Yani promptersizlik kazası değilse, önümüzdeki günlerde 10 tane büyükelçi yolcu; 10 tane yeni büyükelçi gelecek demektir…
Gelelim can alıcı paragrafçığa. Yine 10 tane büyükelçiye sesleniyor Reis:
"…Türkiye'ye böyle bir ders vermek haddinize mi sizin? Kimsiniz siz? Neymiş? Kavala'yı bırakın. Sen kendi ülkendeki haydutları, katilleri, teröristleri bırakıyor musun? (…) Konuştuğun zaman sana verecekleri cevap şudur, 'yargı bağımsızdır'. Sizde yargı bağımsız da bizdeki yargı bağımlı mı? Bizdeki yargı, bağımsızlığın en güzel örneklerini veriyor…"
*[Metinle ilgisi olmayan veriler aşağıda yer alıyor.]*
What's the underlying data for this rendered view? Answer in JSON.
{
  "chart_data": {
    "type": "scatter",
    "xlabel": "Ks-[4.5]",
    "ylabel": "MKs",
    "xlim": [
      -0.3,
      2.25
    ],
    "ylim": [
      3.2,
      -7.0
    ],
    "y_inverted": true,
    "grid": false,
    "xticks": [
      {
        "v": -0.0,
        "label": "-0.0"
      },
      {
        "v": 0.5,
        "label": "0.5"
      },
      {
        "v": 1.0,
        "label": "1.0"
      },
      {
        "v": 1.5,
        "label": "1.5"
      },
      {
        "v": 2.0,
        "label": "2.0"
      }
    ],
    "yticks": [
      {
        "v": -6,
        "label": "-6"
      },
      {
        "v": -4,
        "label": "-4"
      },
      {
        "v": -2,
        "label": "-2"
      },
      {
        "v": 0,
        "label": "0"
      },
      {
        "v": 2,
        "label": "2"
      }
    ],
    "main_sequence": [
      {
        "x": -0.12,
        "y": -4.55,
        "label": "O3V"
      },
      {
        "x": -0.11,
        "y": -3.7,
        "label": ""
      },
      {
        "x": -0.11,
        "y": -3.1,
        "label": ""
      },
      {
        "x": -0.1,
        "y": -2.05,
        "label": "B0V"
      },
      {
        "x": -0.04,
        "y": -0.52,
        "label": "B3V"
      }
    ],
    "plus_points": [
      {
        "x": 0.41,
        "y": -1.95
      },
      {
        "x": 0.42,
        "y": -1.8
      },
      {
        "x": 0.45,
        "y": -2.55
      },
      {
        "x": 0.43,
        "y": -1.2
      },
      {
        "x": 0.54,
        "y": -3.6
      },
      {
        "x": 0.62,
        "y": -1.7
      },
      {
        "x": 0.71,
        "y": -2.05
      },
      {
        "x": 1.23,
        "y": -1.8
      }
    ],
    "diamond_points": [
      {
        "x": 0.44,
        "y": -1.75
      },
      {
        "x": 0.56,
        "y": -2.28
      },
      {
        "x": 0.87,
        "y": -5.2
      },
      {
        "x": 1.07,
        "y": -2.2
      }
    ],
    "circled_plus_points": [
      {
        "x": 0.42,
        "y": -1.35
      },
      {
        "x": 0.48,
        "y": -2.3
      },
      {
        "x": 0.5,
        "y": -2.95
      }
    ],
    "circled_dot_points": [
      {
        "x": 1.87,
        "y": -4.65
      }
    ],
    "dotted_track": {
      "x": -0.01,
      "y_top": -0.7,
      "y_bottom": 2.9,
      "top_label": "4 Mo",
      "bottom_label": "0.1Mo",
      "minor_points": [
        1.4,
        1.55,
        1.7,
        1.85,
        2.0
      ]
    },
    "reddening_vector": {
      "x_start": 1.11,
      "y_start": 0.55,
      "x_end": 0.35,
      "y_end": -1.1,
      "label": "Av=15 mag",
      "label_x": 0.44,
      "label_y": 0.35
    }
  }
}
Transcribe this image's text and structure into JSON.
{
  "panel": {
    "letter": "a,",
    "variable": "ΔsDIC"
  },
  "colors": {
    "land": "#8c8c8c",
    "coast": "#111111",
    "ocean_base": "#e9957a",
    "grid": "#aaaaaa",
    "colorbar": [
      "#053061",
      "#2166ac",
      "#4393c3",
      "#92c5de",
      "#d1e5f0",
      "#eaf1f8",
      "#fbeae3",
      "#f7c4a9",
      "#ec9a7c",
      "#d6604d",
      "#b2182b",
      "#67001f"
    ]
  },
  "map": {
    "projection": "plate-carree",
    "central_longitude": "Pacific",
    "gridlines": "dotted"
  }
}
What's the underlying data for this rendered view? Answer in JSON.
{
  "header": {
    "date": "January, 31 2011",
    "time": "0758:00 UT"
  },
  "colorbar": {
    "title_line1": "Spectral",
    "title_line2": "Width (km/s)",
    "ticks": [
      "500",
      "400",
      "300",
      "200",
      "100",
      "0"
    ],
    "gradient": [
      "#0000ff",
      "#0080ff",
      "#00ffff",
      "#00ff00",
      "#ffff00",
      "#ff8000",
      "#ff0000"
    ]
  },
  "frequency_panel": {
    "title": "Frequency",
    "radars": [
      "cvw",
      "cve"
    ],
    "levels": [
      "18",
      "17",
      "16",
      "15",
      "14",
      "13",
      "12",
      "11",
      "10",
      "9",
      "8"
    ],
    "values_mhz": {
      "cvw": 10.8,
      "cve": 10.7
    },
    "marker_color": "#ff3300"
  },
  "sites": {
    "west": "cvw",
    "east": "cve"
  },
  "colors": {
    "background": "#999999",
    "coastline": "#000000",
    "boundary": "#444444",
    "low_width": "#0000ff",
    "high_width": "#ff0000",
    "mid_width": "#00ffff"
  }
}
Nihayet ayıldım. Nihayet gerçeği öğrendim. Ben, bunca yıldır yakından tanıdığım Osman Kavala arkadaşımın gezi direnişini finanse etmek, yani parayı bastırıp gezideki gencecik kadın ve erkeklere "Haydi direnişe geçin dediği" filan gibi deli saçması iddialarla suçlandığını düşünüyordum.
Yanılmışım. Meğer Osman Kavala'yı tanımıyor muşum. O bir haydut, bir katil, bir terörist imiş.
Kim söyledi?
Bu ülkenin Cumhurbaşkanı, bu ülkenin iktidar partisinin Reisi ve bu ülkenin tek yargıcı söyledi.
Hani "Tek vatan, tek bayrak, tek millet, tek devlet" deniyordu ve sürekli yinelenerek bize ezberletiliyordu ya… Artık ona bir "tek" daha eklendi.
Bundan böyle:
Tek vatan, tek bayrak, tek millet, tek devlet, tek yargıç.
Kavala tutukluymuş, henüz mahkeme hüküm kesmemiş, hakkında AYM'nin, AİHM'in kararları varmış….
Geçiniz.
Tek başına hüküm kesen bir yargıç var artık.
İnandım, bizde yargı sahiden bağımsız.